🤖 AI Summary
Pure vision-based 3D occupancy prediction suffers from limited performance in complex scenes, while camera-radar fusion is hindered by radar sparsity and noise, leading to insufficient feature representation. To address these challenges, this paper proposes REOcc, a novel camera-radar fusion network. Its core innovation is the Radar Densification and Amplification (RDA) module, which employs learnable voxel-wise interpolation and context-aware enhancement to significantly improve radar feature density and robustness.
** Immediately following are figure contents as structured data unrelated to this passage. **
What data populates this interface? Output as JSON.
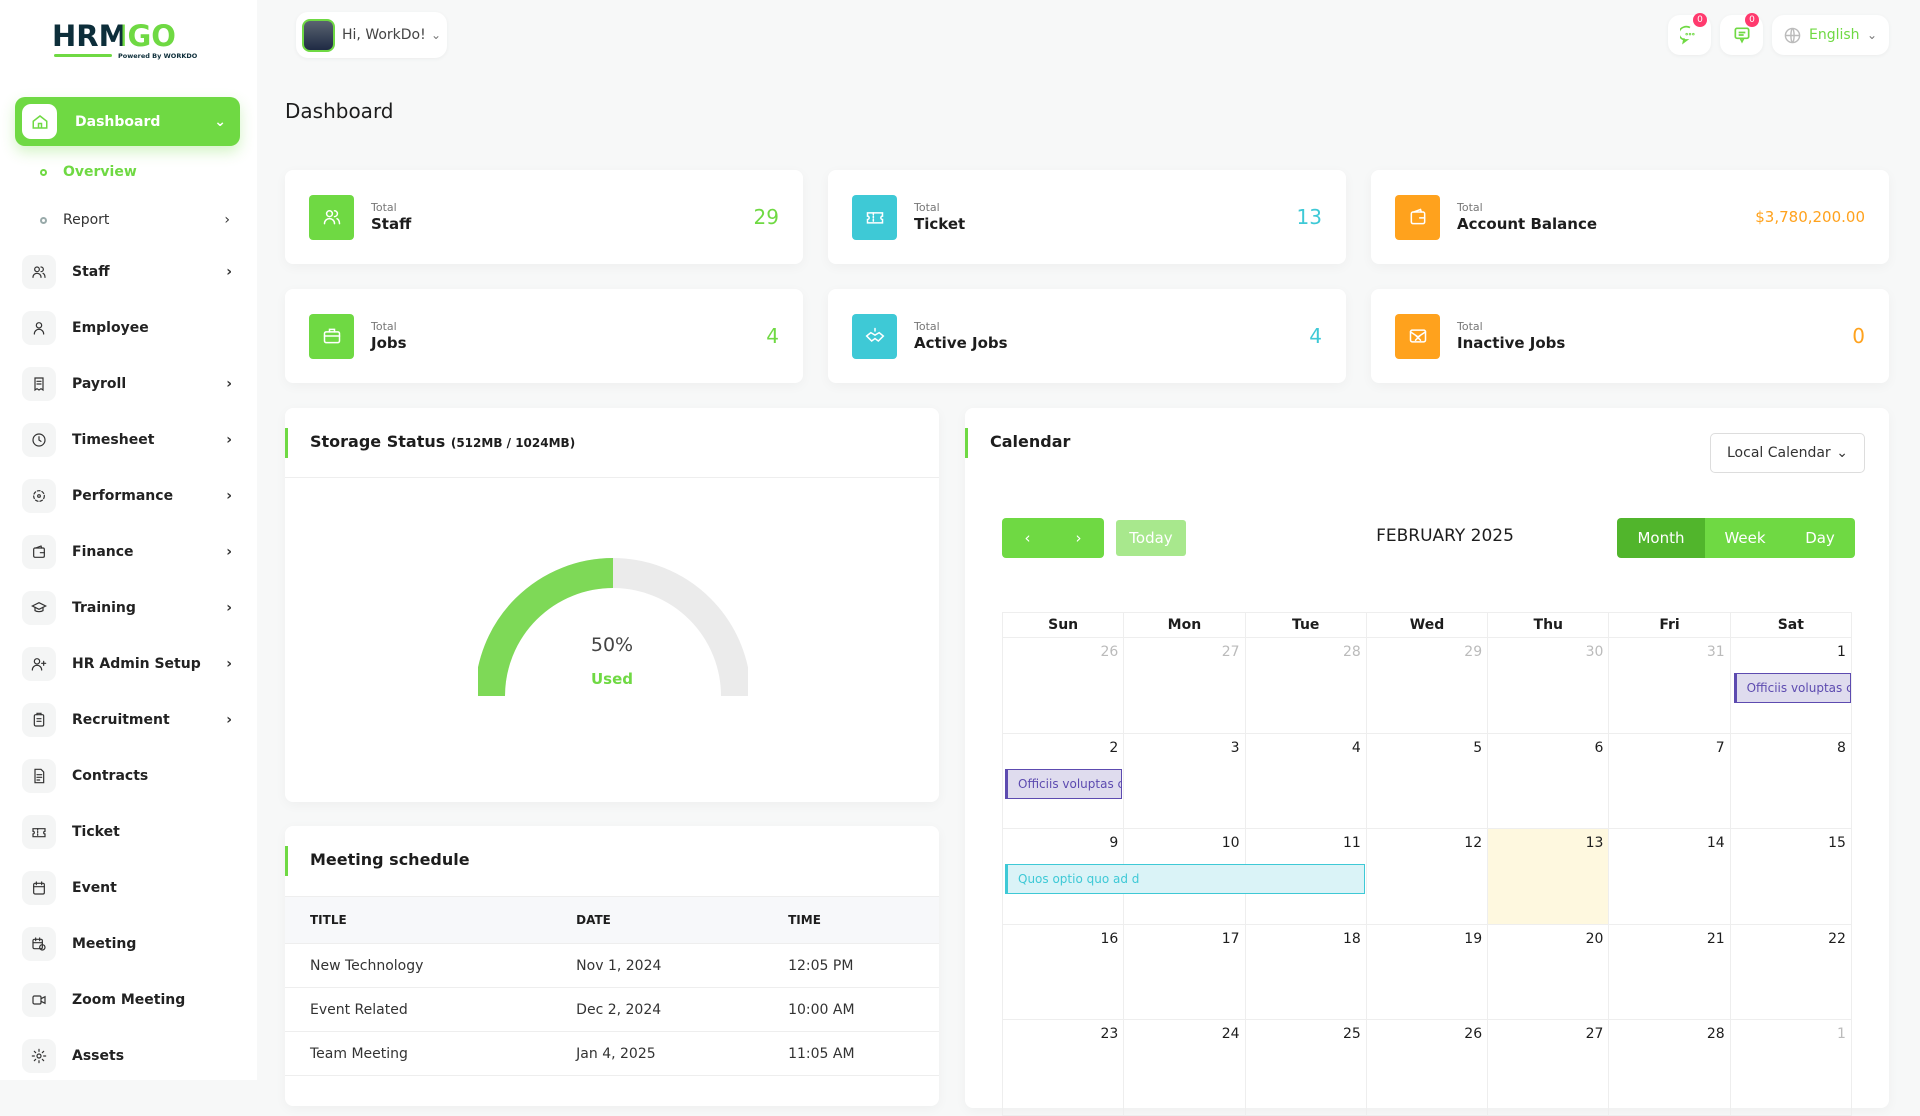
{
  "brand": {
    "name": "HRMGO",
    "tagline": "Powered By WORKDO"
  },
  "header": {
    "greeting": "Hi, WorkDo!",
    "messages_badge": "0",
    "notifications_badge": "0",
    "language": "English"
  },
  "sidebar": {
    "active": {
      "label": "Dashboard",
      "icon": "home-icon"
    },
    "sub_items": [
      {
        "label": "Overview",
        "active": true
      },
      {
        "label": "Report",
        "has_children": true
      }
    ],
    "items": [
      {
        "label": "Staff",
        "icon": "users-icon",
        "has_children": true
      },
      {
        "label": "Employee",
        "icon": "user-icon",
        "has_children": false
      },
      {
        "label": "Payroll",
        "icon": "receipt-icon",
        "has_children": true
      },
      {
        "label": "Timesheet",
        "icon": "clock-icon",
        "has_children": true
      },
      {
        "label": "Performance",
        "icon": "performance-icon",
        "has_children": true
      },
      {
        "label": "Finance",
        "icon": "wallet-icon",
        "has_children": true
      },
      {
        "label": "Training",
        "icon": "graduation-cap-icon",
        "has_children": true
      },
      {
        "label": "HR Admin Setup",
        "icon": "user-plus-icon",
        "has_children": true
      },
      {
        "label": "Recruitment",
        "icon": "clipboard-icon",
        "has_children": true
      },
      {
        "label": "Contracts",
        "icon": "contract-icon",
        "has_children": false
      },
      {
        "label": "Ticket",
        "icon": "ticket-icon",
        "has_children": false
      },
      {
        "label": "Event",
        "icon": "calendar-icon",
        "has_children": false
      },
      {
        "label": "Meeting",
        "icon": "calendar-clock-icon",
        "has_children": false
      },
      {
        "label": "Zoom Meeting",
        "icon": "video-icon",
        "has_children": false
      },
      {
        "label": "Assets",
        "icon": "gear-icon",
        "has_children": false
      }
    ]
  },
  "page": {
    "title": "Dashboard"
  },
  "stats": [
    {
      "small": "Total",
      "label": "Staff",
      "value": "29",
      "color": "#6fd943",
      "icon": "users-icon"
    },
    {
      "small": "Total",
      "label": "Ticket",
      "value": "13",
      "color": "#3ec9d6",
      "icon": "ticket-icon"
    },
    {
      "small": "Total",
      "label": "Account Balance",
      "value": "$3,780,200.00",
      "color": "#ffa21d",
      "icon": "wallet-icon"
    },
    {
      "small": "Total",
      "label": "Jobs",
      "value": "4",
      "color": "#6fd943",
      "icon": "briefcase-icon"
    },
    {
      "small": "Total",
      "label": "Active Jobs",
      "value": "4",
      "color": "#3ec9d6",
      "icon": "handshake-icon"
    },
    {
      "small": "Total",
      "label": "Inactive Jobs",
      "value": "0",
      "color": "#ffa21d",
      "icon": "envelope-x-icon"
    }
  ],
  "storage": {
    "title": "Storage Status",
    "detail": "(512MB / 1024MB)",
    "percent": 50,
    "percent_label": "50%",
    "used_label": "Used"
  },
  "meetings": {
    "title": "Meeting schedule",
    "columns": [
      "TITLE",
      "DATE",
      "TIME"
    ],
    "rows": [
      [
        "New Technology",
        "Nov 1, 2024",
        "12:05 PM"
      ],
      [
        "Event Related",
        "Dec 2, 2024",
        "10:00 AM"
      ],
      [
        "Team Meeting",
        "Jan 4, 2025",
        "11:05 AM"
      ]
    ]
  },
  "calendar": {
    "title": "Calendar",
    "source": "Local Calendar",
    "month_label": "FEBRUARY 2025",
    "today_label": "Today",
    "views": [
      "Month",
      "Week",
      "Day"
    ],
    "active_view": "Month",
    "weekdays": [
      "Sun",
      "Mon",
      "Tue",
      "Wed",
      "Thu",
      "Fri",
      "Sat"
    ],
    "weeks": [
      [
        "26",
        "27",
        "28",
        "29",
        "30",
        "31",
        "1"
      ],
      [
        "2",
        "3",
        "4",
        "5",
        "6",
        "7",
        "8"
      ],
      [
        "9",
        "10",
        "11",
        "12",
        "13",
        "14",
        "15"
      ],
      [
        "16",
        "17",
        "18",
        "19",
        "20",
        "21",
        "22"
      ],
      [
        "23",
        "24",
        "25",
        "26",
        "27",
        "28",
        "1"
      ]
    ],
    "today": "13",
    "events": [
      {
        "title": "Officiis voluptas c",
        "week": 0,
        "start": 6,
        "span": 1,
        "color": "purple"
      },
      {
        "title": "Officiis voluptas c",
        "week": 1,
        "start": 0,
        "span": 1,
        "color": "purple"
      },
      {
        "title": "Quos optio quo ad d",
        "week": 2,
        "start": 0,
        "span": 3,
        "color": "cyan"
      }
    ]
  }
}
Furthermore, a cross-modal feature interaction mechanism is introduced to enable fine-grained alignment and complementary fusion of image semantics and radar geometry. Evaluated on the Occ3D-nuScenes benchmark, REOcc substantially outperforms pure vision methods: notably, it achieves a 12.7% mIoU gain for dynamic objects (e.g., vehicles and pedestrians), demonstrating the effectiveness of its multimodal complementary modeling.
📝 Abstract
Vision-based 3D occupancy prediction has made significant advancements, but its reliance on cameras alone struggles in challenging environments. This limitation has driven the adoption of sensor fusion, among which camera-radar fusion stands out as a promising solution due to their complementary strengths. However, the sparsity and noise of the radar data limits its effectiveness, leading to suboptimal fusion performance. In this paper, we propose REOcc, a novel camera-radar fusion network designed to enrich radar feature representations for 3D occupancy prediction. Our approach introduces two main components, a Radar Densifier and a Radar Amplifier, which refine radar features by integrating spatial and contextual information, effectively enhancing spatial density and quality. Extensive experiments on the Occ3D-nuScenes benchmark demonstrate that REOcc achieves significant performance gains over the camera-only baseline model, particularly in dynamic object classes. These results underscore REOcc's capability to mitigate the sparsity and noise of the radar data. Consequently, radar complements camera data more effectively, unlocking the full potential of camera-radar fusion for robust and reliable 3D occupancy prediction.